For what it's worth, here's a roughly equivalent -- and far less readable -- LINQ query:

var relatedActivities = activities
    .OrderBy(x => x.ActivityDate)
    .Aggregate
    (
        new { List = new List<TActivity>(), Found = false, ShortCircuit = false },
        (a, x) =>
        {
            if (a.ShortCircuit)
                return a;

            int count = a.List.Count;
            if ((count > 0) && (a.List[count - 1].ActivityDate.Date.AddDays(1) != x.ActivityDate.Date))
            {
                if (a.Found)
                    return new { a.List, a.Found, ShortCircuit = true };

                a.List.Clear();
            }

            a.List.Add(x);
            return new { a.List, Found = a.Found || (x.ID == activity.ID), a.ShortCircuit };
        },
        a => a.Found ? a.List : new List<TActivity>()
    );
LukeH
As ccomet also mentions, the example results shown in your question don't match your spec or code.
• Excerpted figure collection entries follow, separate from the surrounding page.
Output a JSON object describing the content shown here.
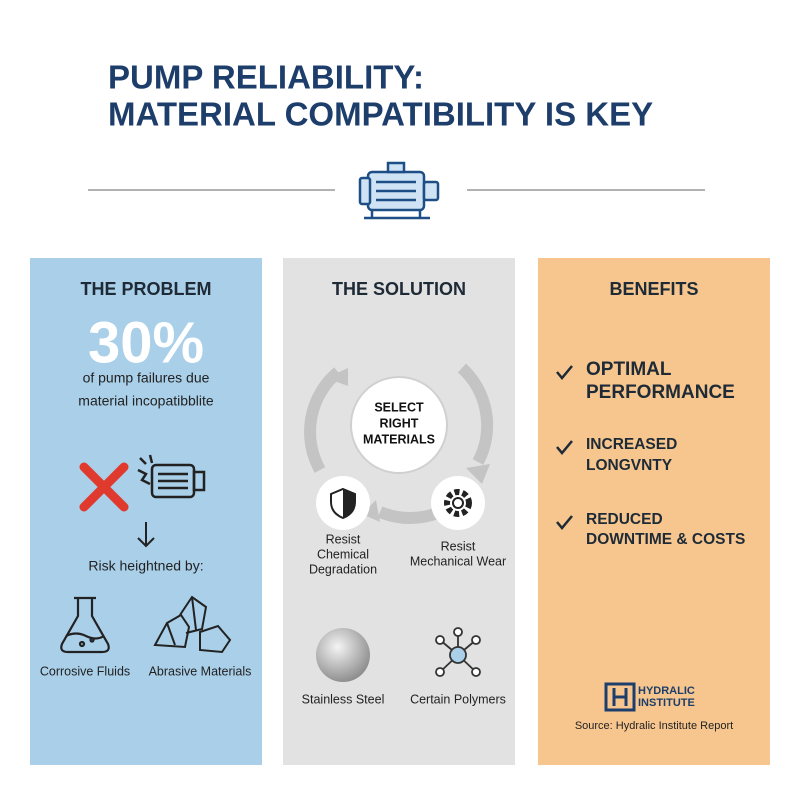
{
  "header": {
    "title": [
      "PUMP RELIABILITY:",
      "MATERIAL COMPATIBILITY IS KEY"
    ]
  },
  "problem": {
    "heading": "THE PROBLEM",
    "statistic": "30%",
    "caption": [
      "of pump failures due",
      "material incopatibblite"
    ],
    "risk_label": "Risk heightned by:",
    "risks": [
      "Corrosive Fluids",
      "Abrasive Materials"
    ]
  },
  "solution": {
    "heading": "THE SOLUTION",
    "center": [
      "SELECT",
      "RIGHT",
      "MATERIALS"
    ],
    "resists": [
      [
        "Resist",
        "Chemical",
        "Degradation"
      ],
      [
        "Resist",
        "Mechanical Wear"
      ]
    ],
    "materials": [
      "Stainless Steel",
      "Certain Polymers"
    ]
  },
  "benefits": {
    "heading": "BENEFITS",
    "items": [
      [
        "OPTIMAL",
        "PERFORMANCE"
      ],
      [
        "INCREASED",
        "LONGVNTY"
      ],
      [
        "REDUCED",
        "DOWNTIME & COSTS"
      ]
    ],
    "logo": [
      "HYDRALIC",
      "INSTITUTE"
    ],
    "source": "Source: Hydralic Institute Report"
  }
}
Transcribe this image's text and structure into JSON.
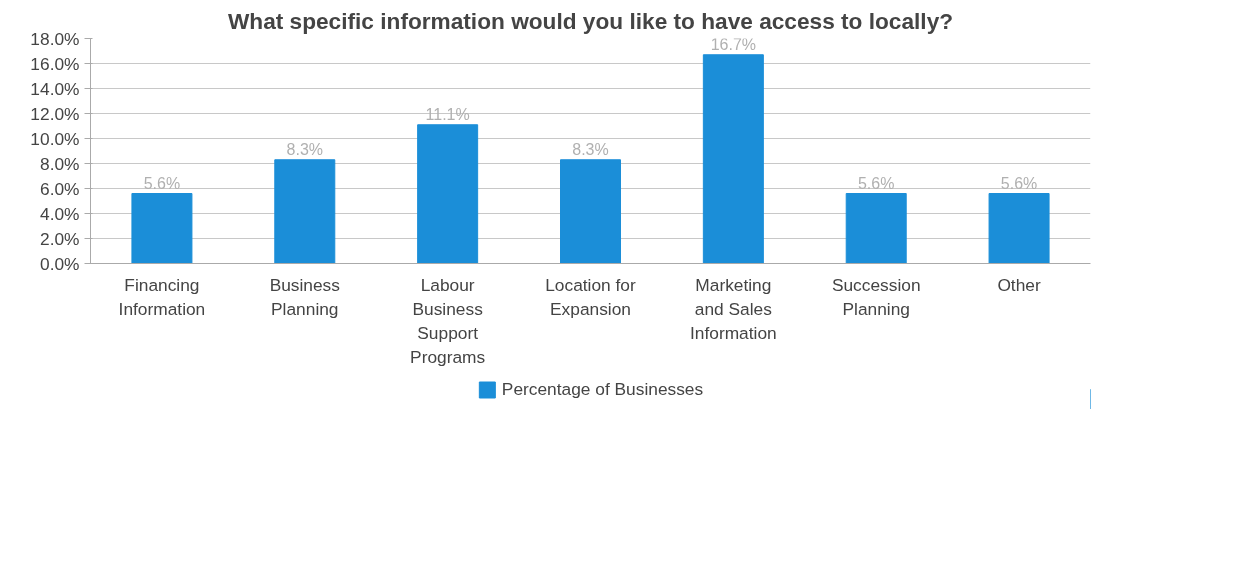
{
  "chart_data": {
    "type": "bar",
    "title": "What specific information would you like to have access to locally?",
    "categories": [
      "Financing\nInformation",
      "Business\nPlanning",
      "Labour\nBusiness\nSupport\nPrograms",
      "Location for\nExpansion",
      "Marketing\nand Sales\nInformation",
      "Succession\nPlanning",
      "Other"
    ],
    "series": [
      {
        "name": "Percentage of Businesses",
        "color": "#1b8ed8",
        "values": [
          5.6,
          8.3,
          11.1,
          8.3,
          16.7,
          5.6,
          5.6
        ],
        "value_labels": [
          "5.6%",
          "8.3%",
          "11.1%",
          "8.3%",
          "16.7%",
          "5.6%",
          "5.6%"
        ]
      }
    ],
    "ylim": [
      0,
      18
    ],
    "yticks": [
      {
        "value": 0,
        "label": "0.0%"
      },
      {
        "value": 2,
        "label": "2.0%"
      },
      {
        "value": 4,
        "label": "4.0%"
      },
      {
        "value": 6,
        "label": "6.0%"
      },
      {
        "value": 8,
        "label": "8.0%"
      },
      {
        "value": 10,
        "label": "10.0%"
      },
      {
        "value": 12,
        "label": "12.0%"
      },
      {
        "value": 14,
        "label": "14.0%"
      },
      {
        "value": 16,
        "label": "16.0%"
      },
      {
        "value": 18,
        "label": "18.0%"
      }
    ],
    "grid": "y",
    "legend": "bottom"
  }
}
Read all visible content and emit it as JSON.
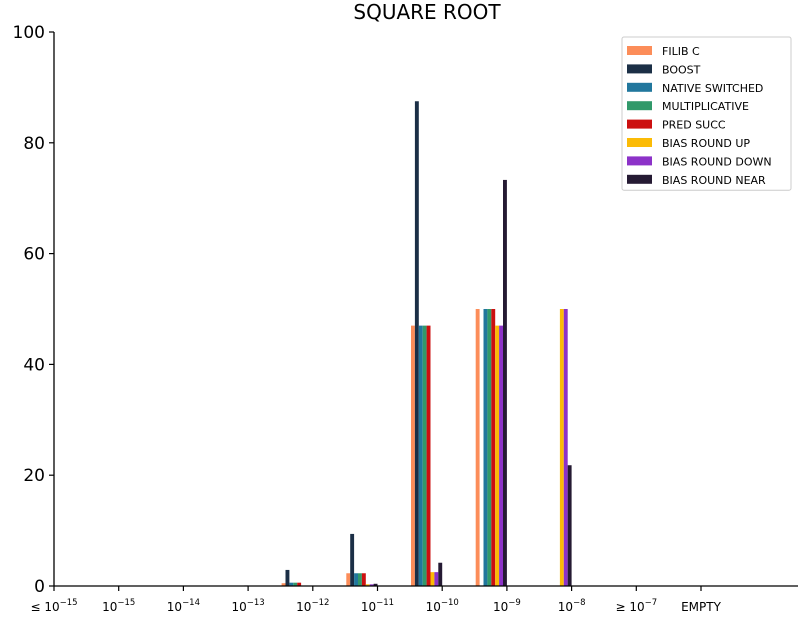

My code should generate the same results as yours (that is, they should match your spec). You'll probably need some additional logic if you want the results to match your example results.
LukeH
This is much, much cleaner than mine. Probably much faster, and it definitely looks fancier.
ccomet
@LukeH "the example results shown in your question don't match your spec or code" well I've been using it and it works perfectly. I'm not sure what you mean by this.
Codesleuth
@Codesleuth: Your example source data shows a continuous run of dates from 07/06/2010 to 11/06/2010. If you only group on `ActivityDate` then your results will contain records 1 to 5 (if the pivot ID is 3). Your example results only contain records 2, 3 and 4 - to achieve that you would need to be grouping on something else too. (`Type` maybe?)
LukeH
@LukeH: Ahhh I see now. Sorry, I shouldn't have left the `Type` in the question - I've already filtered those out by the time it gets to this point. I'll restructure the question a little bit to make more sense.
Codesleuth
+1  A: 

Here's an implementation:

public static IEnumerable<IGrouping<int, T>> GroupByContiguous(
  this IEnumerable<T> source,
  Func<T, int> keySelector
)
{
   int keyGroup = Int32.MinValue;
   int currentGroupValue = Int32.MinValue;
   return source
     .Select(t => new {obj = t, key = keySelector(t))
     .OrderBy(x => x.key)
     .GroupBy(x => {
       if (currentGroupValue + 1 < x.key)
       {
         keyGroup = x.key;
       }
       currentGroupValue = x.key;
       return keyGroup;
     }, x => x.obj);
}

You can either convert the dates to ints by means of subtraction, or imagine a DateTime version (easily).

David B